What does that mean for us? In our case, the fitted model is what’s generating the continuous random variables so if it is a good approximation of the true bounce time generative distribution, then the set of empirical CDF values we calculate for each LOO marginal density will be approximately uniform. That is, for each univariate density p( ỹ_i | y_-i ) of a left out point we will compute a CDF value [ p_i = Pr( ỹ_i ≤ y_i | y_-i ) ] and then plot these p_is to see if they look uniformly distributed.

If our fitted model is a good approximation of the true data generating distribution, then the PIT converted values will approximately follow a uniform.

This might sound like “voodoo magic” to some so I’ve written a nice side tutorial you can review to get more intuition on why this is true. Feel free to play around with the code and data.

Yay! If you’re still here it means I either didn’t completely lose you with the PIT explanation or I’ve regained your trust (hopefully) with that tutorial. Ok, let’s dive into an example on how to use this diagnostic. As a heads up, I’ll refer to the empirical CDF values as LOO-PIT.

In R, we can use the loo package to generate LOO-PSIS samples and the bayesplot ppc_loo_pit_overlay function to apply the PIT to these values and compare them against samples form a Uniform[0,1].

In Python, you can use a PyMC3 built-in function plot_loo_pit as follows

Below we can see that the LOO-PIT values (thick curve) from our model plotted against random samples of a standard uniform (thin curves). Without going into details, here’s a general way to interpret these plots:

  1. LOO-PIT values concentrated near 0 or 1 hint at an under-dispersed model (i.e. our pointwise predictive densities are too narrow and expect less variation than found in the data)
  2. LOO-PIT values concentrated near 0.5 hint at an over-dispersed model (i.e. our pointwise predictive densities are too broad and expect greater variation than found in the data)

Looking at our model there isn’t any apparent lack-of-fit since the LOO-PIT values follow plausible uniform samples. However, there seems to be a sticky point near 0.6 which hints a slight over-dispersion (i.e. some marginal densities are too broad compared to the data) and is discussed in the tutorial linked above. If instead the LOO-PIT lines were nowhere near the uniform samples then you should interpret this as lack-of-fit and explore further modeling.

LOO-PIT examples for random intercept model in R (left) and Python(right).

(To learn more I recommend you read pages 152–153 of Bayesian Data Analysis 3).

Identify outliers and influential points with the Pareto-k diagnostic

As in any modeling scenario, we’re interested in the effect potential influential data points or outliers could have on our model — i.e. if we were to omit influential points, would they drastically change our posterior predictive density? Looking at observations associated with these points provides hints as to whether and how we might want to modify our modeling strategy. Traditionally we compare the full data posterior predictive density and with each LOO CV predictive density to identify these points but this can be computationally expensive.

Luckily, the LOO-PSIS method already computes an empirical estimate of this comparison: the tail shape parameter ( k̂ ) of the generalized Pareto distribution used in the sampler. Intuitively, if a marginal predictive density of a left out point has a large then it suggests that this point is highly influential. In practice, observations with values:

  • Less than 0.7 are considered non-influential points with reliable PSIS estimates of the LOO predictive density
  • Between 0.7 and 1 are considered influential and less reliable
  • Greater than 1 are considered highly influential and unreliably estimated by the model

The Pareto-k diagnostic can be useful to identify problematic point(s) in your model (or even across models!).
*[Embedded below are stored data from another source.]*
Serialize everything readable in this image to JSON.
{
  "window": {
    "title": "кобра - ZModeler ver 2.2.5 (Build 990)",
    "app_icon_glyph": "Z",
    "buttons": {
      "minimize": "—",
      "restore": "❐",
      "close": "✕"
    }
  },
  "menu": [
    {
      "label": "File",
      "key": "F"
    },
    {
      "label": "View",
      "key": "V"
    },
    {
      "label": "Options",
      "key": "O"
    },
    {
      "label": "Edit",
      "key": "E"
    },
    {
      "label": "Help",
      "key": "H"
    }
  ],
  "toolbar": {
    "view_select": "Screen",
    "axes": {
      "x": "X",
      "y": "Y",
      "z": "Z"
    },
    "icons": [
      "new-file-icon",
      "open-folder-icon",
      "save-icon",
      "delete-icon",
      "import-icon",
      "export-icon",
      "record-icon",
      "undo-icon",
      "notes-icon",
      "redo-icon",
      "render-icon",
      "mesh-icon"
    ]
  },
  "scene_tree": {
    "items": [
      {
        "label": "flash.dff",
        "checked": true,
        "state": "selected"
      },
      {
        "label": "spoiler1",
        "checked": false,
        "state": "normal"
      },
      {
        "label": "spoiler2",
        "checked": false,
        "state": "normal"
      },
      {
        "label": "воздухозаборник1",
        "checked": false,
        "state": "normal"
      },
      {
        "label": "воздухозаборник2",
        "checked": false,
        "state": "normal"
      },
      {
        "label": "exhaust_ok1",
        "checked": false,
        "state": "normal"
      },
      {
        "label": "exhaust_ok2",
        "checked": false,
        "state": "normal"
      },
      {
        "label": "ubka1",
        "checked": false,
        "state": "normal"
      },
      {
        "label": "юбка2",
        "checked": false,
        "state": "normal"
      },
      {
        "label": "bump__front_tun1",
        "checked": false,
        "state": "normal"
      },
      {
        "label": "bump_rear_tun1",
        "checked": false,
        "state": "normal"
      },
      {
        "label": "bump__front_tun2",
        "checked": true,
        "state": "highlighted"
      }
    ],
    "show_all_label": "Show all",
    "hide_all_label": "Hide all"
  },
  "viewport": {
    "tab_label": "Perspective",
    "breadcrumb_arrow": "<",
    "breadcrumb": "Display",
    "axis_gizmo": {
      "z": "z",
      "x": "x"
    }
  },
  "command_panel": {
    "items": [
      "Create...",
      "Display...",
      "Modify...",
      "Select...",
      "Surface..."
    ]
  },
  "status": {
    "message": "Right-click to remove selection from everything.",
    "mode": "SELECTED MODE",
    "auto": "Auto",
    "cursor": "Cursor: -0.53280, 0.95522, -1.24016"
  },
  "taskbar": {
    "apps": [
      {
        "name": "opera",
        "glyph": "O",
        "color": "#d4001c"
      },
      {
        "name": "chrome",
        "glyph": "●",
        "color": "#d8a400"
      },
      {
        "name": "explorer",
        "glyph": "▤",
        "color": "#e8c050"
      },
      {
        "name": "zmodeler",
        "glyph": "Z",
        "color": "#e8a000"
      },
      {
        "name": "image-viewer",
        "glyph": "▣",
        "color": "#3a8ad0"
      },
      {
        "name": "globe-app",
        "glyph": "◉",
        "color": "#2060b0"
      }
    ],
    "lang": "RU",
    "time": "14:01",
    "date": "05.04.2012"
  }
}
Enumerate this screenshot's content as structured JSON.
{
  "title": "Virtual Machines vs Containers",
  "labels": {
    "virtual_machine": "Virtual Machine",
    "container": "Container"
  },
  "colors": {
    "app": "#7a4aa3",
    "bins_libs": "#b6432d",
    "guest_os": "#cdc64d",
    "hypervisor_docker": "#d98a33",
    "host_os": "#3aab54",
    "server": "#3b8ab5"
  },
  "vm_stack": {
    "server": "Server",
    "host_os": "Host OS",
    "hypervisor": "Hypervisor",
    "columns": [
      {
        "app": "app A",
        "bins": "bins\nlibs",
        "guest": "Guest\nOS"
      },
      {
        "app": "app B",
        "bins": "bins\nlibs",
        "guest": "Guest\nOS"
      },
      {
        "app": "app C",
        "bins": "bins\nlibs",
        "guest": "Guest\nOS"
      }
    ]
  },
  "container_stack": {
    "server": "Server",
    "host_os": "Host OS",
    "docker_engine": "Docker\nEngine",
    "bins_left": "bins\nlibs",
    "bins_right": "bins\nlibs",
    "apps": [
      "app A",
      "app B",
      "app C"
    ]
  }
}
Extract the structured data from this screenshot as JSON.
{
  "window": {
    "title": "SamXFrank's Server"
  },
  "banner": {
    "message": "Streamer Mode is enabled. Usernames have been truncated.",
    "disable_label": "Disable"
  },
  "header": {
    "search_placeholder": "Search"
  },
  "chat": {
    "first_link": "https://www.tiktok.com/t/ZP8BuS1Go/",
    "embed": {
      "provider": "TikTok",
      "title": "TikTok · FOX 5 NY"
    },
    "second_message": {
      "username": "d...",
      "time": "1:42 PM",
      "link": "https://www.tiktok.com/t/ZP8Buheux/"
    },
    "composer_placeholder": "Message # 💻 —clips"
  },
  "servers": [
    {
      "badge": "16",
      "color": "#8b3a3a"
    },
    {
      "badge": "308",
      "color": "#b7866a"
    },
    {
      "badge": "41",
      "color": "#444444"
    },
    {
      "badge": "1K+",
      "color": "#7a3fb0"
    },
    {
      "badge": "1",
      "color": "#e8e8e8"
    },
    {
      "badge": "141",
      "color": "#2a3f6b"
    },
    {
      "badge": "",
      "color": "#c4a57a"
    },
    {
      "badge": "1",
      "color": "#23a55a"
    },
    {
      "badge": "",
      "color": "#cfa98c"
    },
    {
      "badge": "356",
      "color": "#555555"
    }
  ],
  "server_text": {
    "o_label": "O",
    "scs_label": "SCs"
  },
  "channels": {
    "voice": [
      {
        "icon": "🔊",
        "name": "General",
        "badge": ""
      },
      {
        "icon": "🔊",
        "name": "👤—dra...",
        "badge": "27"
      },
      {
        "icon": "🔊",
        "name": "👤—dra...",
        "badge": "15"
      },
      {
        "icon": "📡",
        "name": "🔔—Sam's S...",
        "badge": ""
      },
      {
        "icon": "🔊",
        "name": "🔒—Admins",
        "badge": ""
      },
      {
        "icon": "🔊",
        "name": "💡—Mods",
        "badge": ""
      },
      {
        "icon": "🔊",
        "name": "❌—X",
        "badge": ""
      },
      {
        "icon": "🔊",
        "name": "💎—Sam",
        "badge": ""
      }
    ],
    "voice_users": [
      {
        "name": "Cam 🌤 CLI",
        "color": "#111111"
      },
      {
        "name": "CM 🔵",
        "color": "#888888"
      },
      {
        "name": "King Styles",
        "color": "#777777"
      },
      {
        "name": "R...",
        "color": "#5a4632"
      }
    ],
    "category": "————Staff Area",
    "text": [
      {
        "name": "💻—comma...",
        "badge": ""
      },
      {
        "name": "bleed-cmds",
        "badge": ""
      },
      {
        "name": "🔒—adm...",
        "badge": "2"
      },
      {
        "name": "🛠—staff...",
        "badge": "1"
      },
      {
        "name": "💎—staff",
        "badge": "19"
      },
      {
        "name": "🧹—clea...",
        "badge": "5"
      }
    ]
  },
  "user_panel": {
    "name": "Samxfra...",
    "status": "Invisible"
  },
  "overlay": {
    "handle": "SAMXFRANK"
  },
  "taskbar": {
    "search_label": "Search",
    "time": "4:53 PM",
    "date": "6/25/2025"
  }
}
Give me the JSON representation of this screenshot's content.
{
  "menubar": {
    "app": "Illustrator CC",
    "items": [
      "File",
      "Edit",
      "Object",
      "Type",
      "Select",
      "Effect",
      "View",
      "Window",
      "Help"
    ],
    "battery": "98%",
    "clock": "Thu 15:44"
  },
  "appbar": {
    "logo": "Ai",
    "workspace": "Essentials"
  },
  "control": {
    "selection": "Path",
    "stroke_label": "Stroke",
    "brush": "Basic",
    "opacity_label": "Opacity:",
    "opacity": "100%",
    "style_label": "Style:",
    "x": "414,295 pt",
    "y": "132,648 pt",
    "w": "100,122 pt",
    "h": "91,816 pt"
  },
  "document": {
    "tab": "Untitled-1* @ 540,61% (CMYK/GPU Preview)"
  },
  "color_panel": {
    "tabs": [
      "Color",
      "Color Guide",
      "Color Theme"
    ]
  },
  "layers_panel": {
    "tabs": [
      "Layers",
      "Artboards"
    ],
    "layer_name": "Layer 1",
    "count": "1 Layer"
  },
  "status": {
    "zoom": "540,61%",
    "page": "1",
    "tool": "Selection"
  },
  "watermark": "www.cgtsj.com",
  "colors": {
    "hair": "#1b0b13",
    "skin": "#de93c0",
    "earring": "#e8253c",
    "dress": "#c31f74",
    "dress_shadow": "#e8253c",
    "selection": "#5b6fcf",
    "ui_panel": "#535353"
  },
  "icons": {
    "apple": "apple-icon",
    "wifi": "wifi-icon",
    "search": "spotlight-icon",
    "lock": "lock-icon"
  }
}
Let’s work through an example to get some intuition on how to use this to identify these unusual points.

In R, you can use the loo function to compute and extract the Pareto shape estimates and visualize these with ggplot .

In Python, you can use the PyMC3 built-in function loo to generate the pointwise samples and the plot_khat function to visualize these shape estimates.

Since all observations have a k̂ <0.5 then none are considered influential in the posterior given our model is able to characterize them correctly. In other words, our model’s LOO-PSIS estimates are reliable.

Pareto-k diagnostic plots in R (left) and Python (right)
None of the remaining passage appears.